3000 Trees: The Death of Mr William MacRae by Andy Paterson – New Town Theatre, Edinburgh
3000 Trees begins with two gunshots, and the rest of the play is an attempt to explain what they mean. The violent death of SNP politician Willie MacRae, found in 1985 in his car off a remote Highland road, shot in the head, is one of the political mysteries of the time. However, outside Scotland these events are largely forgotten, and Andy Paterson’s compelling one man show aims to change at least that fact. MacRae, a Glasgow lawyer involved in opposing applications for nuclear waste disposal in Scotland, was a loner. He was probably gay, said to be a heavy drinker, and possibly depressed. He also carried a gun, for protection, and it was this which was found by his body, having delivered a bullet to his head. It carried no fingerprints. The play’s title, it turns out, refers to the forest planted in his memory.
Paterson, who also performs the show, portrays Macrae as a dry, self-aware man with a tendency to break into Jacobite song as he makes his way through a bottle of whisky while recounting his life story.

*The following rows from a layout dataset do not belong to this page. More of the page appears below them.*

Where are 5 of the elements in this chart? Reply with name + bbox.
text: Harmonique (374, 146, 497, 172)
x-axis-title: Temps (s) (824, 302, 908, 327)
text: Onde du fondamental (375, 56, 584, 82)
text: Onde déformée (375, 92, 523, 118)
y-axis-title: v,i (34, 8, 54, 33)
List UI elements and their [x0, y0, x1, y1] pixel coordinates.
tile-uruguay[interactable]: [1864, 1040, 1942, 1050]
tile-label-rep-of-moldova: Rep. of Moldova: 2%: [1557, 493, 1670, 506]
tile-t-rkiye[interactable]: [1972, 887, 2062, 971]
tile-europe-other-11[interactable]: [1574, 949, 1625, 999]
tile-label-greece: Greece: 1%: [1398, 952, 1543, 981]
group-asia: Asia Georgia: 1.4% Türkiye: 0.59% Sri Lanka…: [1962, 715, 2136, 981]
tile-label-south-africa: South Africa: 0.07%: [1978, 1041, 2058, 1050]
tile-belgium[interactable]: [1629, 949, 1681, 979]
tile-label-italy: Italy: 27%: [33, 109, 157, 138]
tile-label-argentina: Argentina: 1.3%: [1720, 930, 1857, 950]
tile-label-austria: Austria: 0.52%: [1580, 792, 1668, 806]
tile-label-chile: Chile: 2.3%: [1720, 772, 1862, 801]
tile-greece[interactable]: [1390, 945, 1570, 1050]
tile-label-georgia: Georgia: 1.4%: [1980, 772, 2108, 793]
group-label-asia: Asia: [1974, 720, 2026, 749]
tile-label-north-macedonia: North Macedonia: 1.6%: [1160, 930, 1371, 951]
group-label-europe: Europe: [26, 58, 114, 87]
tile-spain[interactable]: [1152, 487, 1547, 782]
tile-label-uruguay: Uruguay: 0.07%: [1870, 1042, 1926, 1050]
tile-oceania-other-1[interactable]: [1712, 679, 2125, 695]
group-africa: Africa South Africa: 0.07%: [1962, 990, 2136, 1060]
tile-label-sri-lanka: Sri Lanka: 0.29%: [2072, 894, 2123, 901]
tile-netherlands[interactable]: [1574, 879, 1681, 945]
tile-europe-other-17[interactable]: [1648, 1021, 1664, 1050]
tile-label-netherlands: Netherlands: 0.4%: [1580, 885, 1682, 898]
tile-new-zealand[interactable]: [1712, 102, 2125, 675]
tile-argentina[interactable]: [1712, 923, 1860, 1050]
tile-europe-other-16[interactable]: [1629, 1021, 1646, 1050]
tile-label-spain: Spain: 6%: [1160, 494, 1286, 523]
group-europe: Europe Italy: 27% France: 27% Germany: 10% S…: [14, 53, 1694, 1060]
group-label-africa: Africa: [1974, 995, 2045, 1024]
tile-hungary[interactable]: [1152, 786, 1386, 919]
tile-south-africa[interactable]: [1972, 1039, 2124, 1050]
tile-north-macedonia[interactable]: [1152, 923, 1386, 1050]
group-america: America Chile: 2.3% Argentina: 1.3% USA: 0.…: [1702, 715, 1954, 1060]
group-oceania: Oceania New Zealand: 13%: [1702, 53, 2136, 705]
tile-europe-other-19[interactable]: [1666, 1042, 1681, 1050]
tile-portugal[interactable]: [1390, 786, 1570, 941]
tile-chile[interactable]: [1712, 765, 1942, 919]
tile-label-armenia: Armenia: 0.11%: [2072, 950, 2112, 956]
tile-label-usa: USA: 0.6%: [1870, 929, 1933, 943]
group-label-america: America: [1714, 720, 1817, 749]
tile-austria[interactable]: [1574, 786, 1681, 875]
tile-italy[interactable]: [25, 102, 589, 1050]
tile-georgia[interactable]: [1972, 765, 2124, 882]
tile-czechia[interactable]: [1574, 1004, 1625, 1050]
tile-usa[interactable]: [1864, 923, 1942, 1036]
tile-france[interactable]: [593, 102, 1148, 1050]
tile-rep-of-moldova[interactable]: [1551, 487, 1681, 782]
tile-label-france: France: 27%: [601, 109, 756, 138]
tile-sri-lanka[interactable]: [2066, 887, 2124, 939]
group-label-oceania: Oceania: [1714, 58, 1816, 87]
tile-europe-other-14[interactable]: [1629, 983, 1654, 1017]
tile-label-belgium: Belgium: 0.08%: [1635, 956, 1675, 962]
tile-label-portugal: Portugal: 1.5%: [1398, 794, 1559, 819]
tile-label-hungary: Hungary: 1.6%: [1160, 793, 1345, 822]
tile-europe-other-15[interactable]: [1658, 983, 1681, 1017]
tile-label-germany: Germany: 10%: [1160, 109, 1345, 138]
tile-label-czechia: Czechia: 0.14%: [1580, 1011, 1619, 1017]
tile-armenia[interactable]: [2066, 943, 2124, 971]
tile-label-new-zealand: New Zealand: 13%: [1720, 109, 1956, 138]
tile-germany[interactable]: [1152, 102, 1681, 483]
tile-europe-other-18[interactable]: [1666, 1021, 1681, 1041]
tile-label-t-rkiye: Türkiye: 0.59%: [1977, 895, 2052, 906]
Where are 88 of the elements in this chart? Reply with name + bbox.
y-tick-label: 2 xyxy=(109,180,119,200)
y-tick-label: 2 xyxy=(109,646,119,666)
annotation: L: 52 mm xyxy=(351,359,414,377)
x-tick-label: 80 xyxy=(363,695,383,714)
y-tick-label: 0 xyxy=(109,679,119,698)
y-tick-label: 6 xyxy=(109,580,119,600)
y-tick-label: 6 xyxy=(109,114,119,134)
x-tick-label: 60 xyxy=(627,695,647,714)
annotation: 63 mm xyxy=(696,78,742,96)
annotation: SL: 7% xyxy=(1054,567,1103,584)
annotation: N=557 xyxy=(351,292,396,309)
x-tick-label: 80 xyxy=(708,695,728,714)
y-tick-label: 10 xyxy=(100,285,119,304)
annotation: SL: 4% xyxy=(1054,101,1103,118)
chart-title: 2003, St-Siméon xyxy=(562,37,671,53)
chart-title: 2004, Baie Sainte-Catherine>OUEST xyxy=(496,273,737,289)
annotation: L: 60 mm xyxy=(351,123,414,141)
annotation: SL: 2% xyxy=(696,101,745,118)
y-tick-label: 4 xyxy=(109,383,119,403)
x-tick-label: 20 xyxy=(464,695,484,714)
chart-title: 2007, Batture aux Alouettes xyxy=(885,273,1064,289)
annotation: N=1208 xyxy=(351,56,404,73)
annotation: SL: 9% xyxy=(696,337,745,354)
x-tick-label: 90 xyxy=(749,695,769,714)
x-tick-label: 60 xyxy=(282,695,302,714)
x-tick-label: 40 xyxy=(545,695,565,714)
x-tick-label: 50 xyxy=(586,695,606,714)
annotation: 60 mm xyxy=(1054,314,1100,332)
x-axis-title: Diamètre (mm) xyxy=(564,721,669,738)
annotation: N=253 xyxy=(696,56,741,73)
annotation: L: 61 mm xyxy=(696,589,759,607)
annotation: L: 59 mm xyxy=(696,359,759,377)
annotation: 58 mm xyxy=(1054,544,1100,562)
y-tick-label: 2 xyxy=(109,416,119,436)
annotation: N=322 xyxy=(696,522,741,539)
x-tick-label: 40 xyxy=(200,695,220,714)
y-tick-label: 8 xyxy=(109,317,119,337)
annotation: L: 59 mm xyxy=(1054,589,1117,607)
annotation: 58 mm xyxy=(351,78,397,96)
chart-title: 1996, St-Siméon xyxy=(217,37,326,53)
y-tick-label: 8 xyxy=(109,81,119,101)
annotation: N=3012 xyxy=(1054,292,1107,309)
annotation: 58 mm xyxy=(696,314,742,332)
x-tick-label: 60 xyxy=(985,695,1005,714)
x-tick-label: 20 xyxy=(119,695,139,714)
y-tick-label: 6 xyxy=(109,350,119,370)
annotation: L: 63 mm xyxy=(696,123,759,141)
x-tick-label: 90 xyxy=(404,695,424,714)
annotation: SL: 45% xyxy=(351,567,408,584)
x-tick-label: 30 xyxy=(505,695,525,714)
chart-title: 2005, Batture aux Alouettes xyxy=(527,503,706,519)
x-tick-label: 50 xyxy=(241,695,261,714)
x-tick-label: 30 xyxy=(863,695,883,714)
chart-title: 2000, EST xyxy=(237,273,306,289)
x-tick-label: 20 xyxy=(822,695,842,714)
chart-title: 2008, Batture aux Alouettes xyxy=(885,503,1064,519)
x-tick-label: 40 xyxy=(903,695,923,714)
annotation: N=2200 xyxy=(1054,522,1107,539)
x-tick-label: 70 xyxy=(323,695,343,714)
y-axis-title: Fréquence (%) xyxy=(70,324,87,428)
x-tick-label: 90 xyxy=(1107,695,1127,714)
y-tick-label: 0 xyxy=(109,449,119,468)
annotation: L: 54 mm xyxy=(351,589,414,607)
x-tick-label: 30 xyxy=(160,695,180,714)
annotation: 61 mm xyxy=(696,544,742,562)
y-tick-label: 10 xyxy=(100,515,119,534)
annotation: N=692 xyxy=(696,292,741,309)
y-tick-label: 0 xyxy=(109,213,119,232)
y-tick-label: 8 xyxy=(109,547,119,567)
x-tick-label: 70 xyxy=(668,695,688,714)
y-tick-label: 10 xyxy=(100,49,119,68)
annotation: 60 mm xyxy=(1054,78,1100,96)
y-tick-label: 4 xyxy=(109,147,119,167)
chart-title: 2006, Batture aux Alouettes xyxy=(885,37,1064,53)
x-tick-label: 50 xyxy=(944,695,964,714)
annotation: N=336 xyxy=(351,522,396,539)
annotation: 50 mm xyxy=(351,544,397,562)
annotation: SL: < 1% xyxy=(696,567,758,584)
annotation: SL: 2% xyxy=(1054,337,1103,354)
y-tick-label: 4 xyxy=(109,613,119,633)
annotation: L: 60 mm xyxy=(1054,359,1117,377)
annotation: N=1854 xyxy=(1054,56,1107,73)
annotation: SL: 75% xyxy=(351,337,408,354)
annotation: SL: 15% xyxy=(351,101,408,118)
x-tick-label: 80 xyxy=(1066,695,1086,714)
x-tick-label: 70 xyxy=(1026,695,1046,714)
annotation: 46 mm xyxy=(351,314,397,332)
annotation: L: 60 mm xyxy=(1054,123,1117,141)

His nationalist politics is anchored in colonial experiences in the Indian Navy, and the play reflects with a shocking directness on the bruality of the British in India with their special stocks of bullets marked ‘Not to be used on Christian troops.’ Paterson’s account of Macrae’s life and politics is convincing and affecting, particularly as he ponders his failure to achieve lasting relationships. No one is ever likely to know at really happened in 1985, but the circumstances are highly suspicious and Macrae certainly seems the kind of powerful, subversive figure likely to make an enemy of the state. 3000 Trees tells an important story with subtle power – a show well worth seeing.